I’m quite new to Xert and am still finding my way around. However I am wondering what is the best way to keep my signature up to date. The thing is that I just do one or two races per year and also almost no hard group rides. Usually I do mainly structured workouts. The problem here is that this creates almost no breakthroughs. Since joining Xert my TP already declined from 215 to 207. I’m thinking of setting my decline to small and do a Ramp test on a regular basis like I did before using Xert Is this a good thing to do to keep the Signature up to date? I probably want to do a sprint as well to keep pmax updated as well, right? Or is it a better idea to do several all out tests? I did do that last year as well from time to time as a test, like do a 15sec, 1min, 5min, 8min max effort. Is this advisable? Or do I just use the Xert fitness tests from time to time?
I am in a similar situation. As it gets warmer I will get out more and make efforts on short climbs. On Zwift I try and go for the sprints and if all that fails I will do one of the breakthrough workouts.
I have also set my decay as no decay not the default optimal decay.
My races this year will be all TT ones and I don’t expect any big breakthroughs in those as I will be managing my power to stay at or below TP.
If you are in base phase you won’t get challenging workouts unless you purposely pick one. Easy to do – select Workouts, search for “breakthrough”, pick one, ride in resistance mode or ERG to start then switch to resistance on the last intervals and push hard until failure.
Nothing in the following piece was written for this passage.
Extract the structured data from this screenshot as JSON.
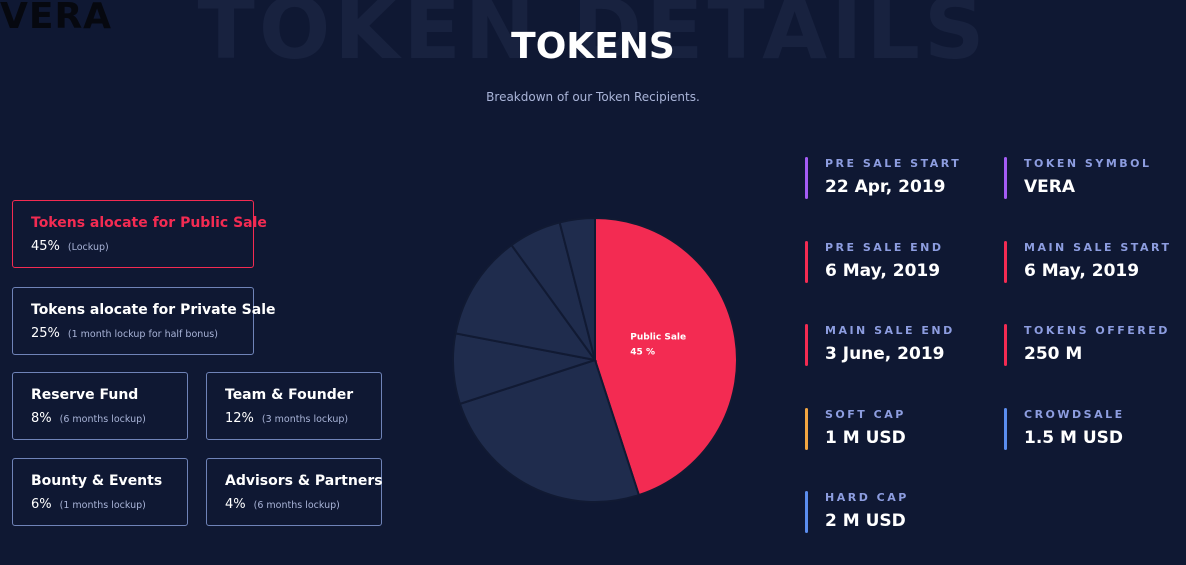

Or use slope mode if you are a masochist.
You can also search for “ramp” if that is what you prefer, but an occasional challenge ride/workout will confirm your signature without a continuous ramp test.
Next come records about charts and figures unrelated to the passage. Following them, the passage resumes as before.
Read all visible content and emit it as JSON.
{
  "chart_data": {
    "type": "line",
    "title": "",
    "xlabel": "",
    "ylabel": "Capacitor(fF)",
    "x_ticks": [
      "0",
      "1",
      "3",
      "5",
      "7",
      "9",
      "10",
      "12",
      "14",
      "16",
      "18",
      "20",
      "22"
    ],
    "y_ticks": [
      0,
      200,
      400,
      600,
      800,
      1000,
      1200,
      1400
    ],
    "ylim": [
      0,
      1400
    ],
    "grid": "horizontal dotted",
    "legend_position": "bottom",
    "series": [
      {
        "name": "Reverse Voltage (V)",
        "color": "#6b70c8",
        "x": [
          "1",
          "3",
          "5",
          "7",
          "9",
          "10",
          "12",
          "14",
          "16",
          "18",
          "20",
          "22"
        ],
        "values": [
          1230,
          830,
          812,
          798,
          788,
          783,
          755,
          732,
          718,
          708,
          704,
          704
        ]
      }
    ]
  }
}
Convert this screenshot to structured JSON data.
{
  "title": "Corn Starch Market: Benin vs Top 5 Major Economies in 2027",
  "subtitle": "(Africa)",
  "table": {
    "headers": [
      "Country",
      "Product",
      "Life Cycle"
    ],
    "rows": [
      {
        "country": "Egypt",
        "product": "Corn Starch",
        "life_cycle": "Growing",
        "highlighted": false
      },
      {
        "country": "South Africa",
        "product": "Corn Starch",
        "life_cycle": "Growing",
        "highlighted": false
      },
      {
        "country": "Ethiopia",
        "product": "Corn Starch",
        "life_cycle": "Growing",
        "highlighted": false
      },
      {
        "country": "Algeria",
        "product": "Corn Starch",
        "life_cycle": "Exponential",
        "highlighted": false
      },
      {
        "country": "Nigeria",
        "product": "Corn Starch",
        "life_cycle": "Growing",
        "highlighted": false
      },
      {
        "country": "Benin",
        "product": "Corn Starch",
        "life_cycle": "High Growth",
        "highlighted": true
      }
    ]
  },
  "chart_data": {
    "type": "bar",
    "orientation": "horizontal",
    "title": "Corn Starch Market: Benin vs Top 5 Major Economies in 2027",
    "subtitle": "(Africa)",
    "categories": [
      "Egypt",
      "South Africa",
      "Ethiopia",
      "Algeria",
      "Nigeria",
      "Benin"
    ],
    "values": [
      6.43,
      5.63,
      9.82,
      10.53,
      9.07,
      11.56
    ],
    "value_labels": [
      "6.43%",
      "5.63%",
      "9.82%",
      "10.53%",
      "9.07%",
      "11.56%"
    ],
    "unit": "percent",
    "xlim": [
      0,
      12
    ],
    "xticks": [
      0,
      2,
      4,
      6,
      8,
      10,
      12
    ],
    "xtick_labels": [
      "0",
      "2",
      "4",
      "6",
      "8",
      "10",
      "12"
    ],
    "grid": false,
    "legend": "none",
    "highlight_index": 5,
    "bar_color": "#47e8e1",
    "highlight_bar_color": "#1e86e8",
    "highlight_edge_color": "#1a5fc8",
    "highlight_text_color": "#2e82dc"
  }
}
As mentioned you can also set your signature to no decay during base phase.
It’s pretty easy to throw a couple of sprints into an endurance ride every two or three weeks to keep the PP accurate.
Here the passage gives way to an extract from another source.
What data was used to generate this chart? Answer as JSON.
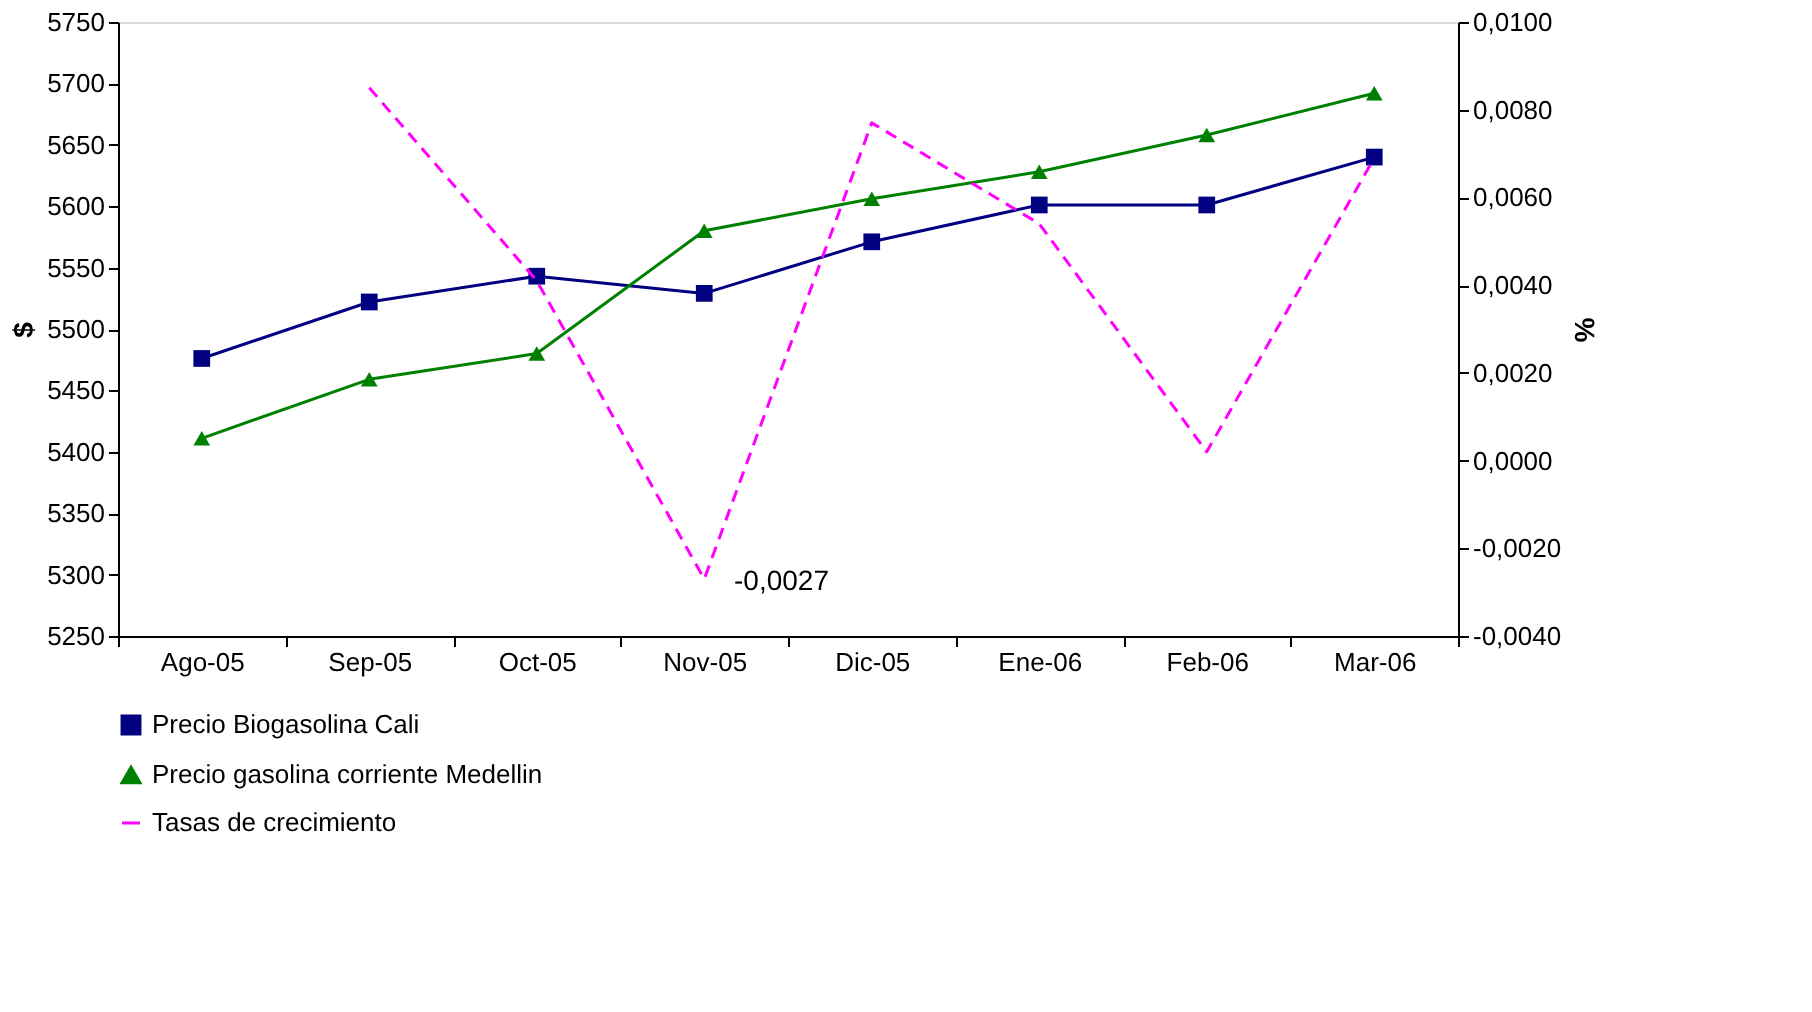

Although no decay stops the decay of TP, just be aware that it doesn’t seem to stop the decay of HIE. If XERT thinks your HIE is decaying when it isn’t, there is a risk that you can end up with over inflated TP and LTP values when you next have a breakthrough.
I’m starting to see the “breakthrough” anxiety coming up with athletes (and to a certain extent myself).
If I understand correctly from the Xert folks (from the topic being covered in podcasts and articles) during a base or maintenance period it’s advisable to change the decay method.
With that said if say the TP drops too much and there isn’t any actual effort that bumps it up in the signature, then you may end up under-doing some workouts (based on TP), with the result of your TP dropping even more… kinda like a positive feedback loop (not good)
As @Old_Major said, the best strategy (which makes sense also from a training perspective) is to throw in some random short efforts and keep that signature “fresh” (and your legs too)
I found that short bursty efforts (Kung Fu Fighting is my favorite) usually refreshes your signature. After that all my steady state workouts are suddenly harder… so careful what you wish for
Actually, on No Decay, the decay of HIE can be stopped as well. However, since most people are using No Decay while doing mostly low intensity work, it’s expected that HIE will decline since you’re not training…if you don’t use it, you lose it! Fortunately, HIE (and PP) responds more quickly to training than TP.
Is there a way for the user to turn off HIE decay?
I can’t see much of a correlation between HIE and High Training Load in my progression chart. If I could view all the training load categories in the table I could easily export the data and do a regression analysis.
I also use the no decay setting. As it can pass a long time between breakthroughs. Ramp test is an option that I sometimes use. Zwift ride is where the last breakthroughs have come from though.